Lech Kaczynski bei geringer Wahlbeteiligung zum polnischen Präsidenten gewählt

Lech Kaczynski von der nationalistischen Partei "Recht und Gerechtigkeit" (PiS) hat sich in der Stichwahl vom vergangenen Sonntag mit 54 Prozent der abgegebenen Stimmen gegen den Kandidaten der rechten Bürgerplattform (PO) Donald Tusk durchgesetzt und wird damit neuer Staatspräsident Polens. Bei einer Wahlbeteiligung von 51 Prozent entspricht das einer realen Unterstützung von gut einem Viertel der Wahlberechtigten.

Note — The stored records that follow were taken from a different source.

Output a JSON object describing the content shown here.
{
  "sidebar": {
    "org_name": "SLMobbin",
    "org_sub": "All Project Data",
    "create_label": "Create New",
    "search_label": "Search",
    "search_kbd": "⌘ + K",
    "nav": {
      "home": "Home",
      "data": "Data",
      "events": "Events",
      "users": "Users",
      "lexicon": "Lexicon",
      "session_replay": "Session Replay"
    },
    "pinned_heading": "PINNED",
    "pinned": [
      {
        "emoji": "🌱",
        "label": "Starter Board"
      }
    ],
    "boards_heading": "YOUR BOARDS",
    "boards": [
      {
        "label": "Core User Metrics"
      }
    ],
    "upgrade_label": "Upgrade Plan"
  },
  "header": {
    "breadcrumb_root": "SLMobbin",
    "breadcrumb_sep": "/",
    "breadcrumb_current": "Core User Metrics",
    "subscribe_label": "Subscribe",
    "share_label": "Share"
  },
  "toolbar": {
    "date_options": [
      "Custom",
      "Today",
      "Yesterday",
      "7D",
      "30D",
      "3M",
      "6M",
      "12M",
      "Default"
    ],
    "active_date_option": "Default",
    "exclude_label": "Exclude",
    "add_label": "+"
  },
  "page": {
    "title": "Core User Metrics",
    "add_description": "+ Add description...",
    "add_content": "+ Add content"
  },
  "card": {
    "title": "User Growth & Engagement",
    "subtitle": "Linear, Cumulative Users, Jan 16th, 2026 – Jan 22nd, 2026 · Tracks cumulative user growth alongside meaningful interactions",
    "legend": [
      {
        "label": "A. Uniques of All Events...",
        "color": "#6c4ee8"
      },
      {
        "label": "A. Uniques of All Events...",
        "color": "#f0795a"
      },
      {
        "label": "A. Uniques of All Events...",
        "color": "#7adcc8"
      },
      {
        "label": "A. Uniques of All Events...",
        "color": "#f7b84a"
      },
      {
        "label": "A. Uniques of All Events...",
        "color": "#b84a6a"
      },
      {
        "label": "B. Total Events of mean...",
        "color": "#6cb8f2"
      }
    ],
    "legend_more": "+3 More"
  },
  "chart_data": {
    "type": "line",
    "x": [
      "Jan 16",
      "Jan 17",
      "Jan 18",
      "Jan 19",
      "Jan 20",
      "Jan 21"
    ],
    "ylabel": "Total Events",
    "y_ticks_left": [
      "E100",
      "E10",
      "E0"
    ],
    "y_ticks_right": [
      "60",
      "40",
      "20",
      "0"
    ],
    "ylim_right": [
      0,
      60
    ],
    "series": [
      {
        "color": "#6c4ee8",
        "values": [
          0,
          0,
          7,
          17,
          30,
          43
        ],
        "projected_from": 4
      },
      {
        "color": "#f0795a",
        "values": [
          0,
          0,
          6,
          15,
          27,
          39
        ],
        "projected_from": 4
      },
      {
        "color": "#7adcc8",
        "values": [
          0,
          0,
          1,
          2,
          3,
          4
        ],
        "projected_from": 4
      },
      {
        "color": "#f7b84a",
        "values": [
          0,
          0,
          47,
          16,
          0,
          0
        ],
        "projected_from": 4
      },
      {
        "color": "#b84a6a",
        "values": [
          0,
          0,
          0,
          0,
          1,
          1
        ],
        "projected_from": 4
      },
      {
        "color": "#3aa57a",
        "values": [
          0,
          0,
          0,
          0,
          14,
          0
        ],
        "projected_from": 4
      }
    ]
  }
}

Die Stichwahl war notwendig geworden, nachdem im ersten Wahlgang vor zwei Wochen keiner der Kandidaten die absolute Mehrheit erreicht hatte. Weil sich die sogenannten linken Parteien, die "Demokratische Linksallianz" (SLD) und die "Sozialdemokratie Polens" (SdPL), durch Sozialabbau und zahlreiche Korruptionsaffären vollständig diskreditiert hatten, konnten die beiden rechten Kandidaten mit 36,3 Prozent (Tusk) und 33,1 Prozent (Kaczynski) die Wahl dominieren. Über die Hälfte der Wahlberechtigten war den Urnen fern geblieben.

In den letzten zwei Wochen hat das Land einen heftigen Wahlkampf zwischen zwei Politikern erlebt, die sich in den allermeisten Fragen nur unwesentlich voneinander unterscheiden. Ihre Parteien werden gemeinsam die nächste Regierung bilden, beide Kandidaten entstammen dem rechten Flügel der Gewerkschaftsbewegung Solidarnosc, treten für Steuergeschenke für die Reichen ein und fordern einen starken Staat, der auf religiösen Werten basiert. Tusk wie Kaczynski stehen für eine aggressivere Außenpolitik gegenüber Deutschland und Russland und ein gleichzeitig enges Bündnis mit den USA.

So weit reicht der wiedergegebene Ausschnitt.